The 22m high triple archway was erected in 130AD to commemorate the visit of Roman Emperor Hadrian.
The Oval Forum and Cardo Maximus, the colonnaded road are the most recognizable features of Jerash.
The Oval Forum is bounded by 56 Ionic columns. The large square was probably used as a marketplace and a social gathering spot.
With the beautiful scaenae frons (stage backdrop) and proscenium (front face of the stage), the South Theatre is another popular attraction in Jerash.
Built between AD 81 and 96, the 5000-seat South Theatre is famous for its acoustics.
Just like many other tourists, we came across a band playing Jordanian Scottish bagpipe at the South Theatre of Jerash.
The Jordanian Scottish bagpipe is a legacy from Emirate of Transjordan, the years of British protectorate before 1946.

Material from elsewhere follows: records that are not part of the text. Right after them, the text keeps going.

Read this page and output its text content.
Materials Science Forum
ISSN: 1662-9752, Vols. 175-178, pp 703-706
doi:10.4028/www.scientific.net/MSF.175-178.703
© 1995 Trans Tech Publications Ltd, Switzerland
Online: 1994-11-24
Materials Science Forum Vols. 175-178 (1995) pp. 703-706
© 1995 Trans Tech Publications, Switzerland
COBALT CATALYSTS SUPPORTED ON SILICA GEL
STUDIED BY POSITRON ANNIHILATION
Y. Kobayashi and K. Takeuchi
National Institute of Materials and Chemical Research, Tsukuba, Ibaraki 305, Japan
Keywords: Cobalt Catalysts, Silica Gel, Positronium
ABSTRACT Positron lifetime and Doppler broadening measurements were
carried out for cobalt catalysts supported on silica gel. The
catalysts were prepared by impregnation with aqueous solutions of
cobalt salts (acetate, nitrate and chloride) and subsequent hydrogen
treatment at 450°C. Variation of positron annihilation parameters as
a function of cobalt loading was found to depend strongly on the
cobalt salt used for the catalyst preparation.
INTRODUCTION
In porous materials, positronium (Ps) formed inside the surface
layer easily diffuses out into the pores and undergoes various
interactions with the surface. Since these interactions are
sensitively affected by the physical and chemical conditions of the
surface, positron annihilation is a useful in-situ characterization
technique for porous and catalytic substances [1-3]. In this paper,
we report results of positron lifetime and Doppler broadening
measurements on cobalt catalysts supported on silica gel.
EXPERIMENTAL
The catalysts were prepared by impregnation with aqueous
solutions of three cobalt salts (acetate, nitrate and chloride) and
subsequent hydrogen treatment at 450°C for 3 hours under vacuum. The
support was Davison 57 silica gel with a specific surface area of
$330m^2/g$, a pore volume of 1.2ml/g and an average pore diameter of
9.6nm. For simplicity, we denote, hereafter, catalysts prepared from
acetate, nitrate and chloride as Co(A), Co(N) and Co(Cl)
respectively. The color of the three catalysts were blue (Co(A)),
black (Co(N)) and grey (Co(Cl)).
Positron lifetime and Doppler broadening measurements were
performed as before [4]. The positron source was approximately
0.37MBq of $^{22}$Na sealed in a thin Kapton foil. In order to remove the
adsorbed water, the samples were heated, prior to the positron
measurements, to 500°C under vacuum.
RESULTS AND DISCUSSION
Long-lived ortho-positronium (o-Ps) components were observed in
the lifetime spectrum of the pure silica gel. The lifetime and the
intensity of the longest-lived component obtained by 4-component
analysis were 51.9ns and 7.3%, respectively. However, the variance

Artemis was the patron saint of Gerasa. Built in the 2nd century AD, the Temple of Artemis was one of the most important building in the city, at least before the end of the 4th century when pagan cults were forbidden.
Temple of Artemis has several beautiful Corinthian columns.
Each column weighs over 20 tons and are 39 feet tall.
Built in AD 165, the North Theatre was used for government meetings in the Roman times. Many seats are inscribed with names of city council members.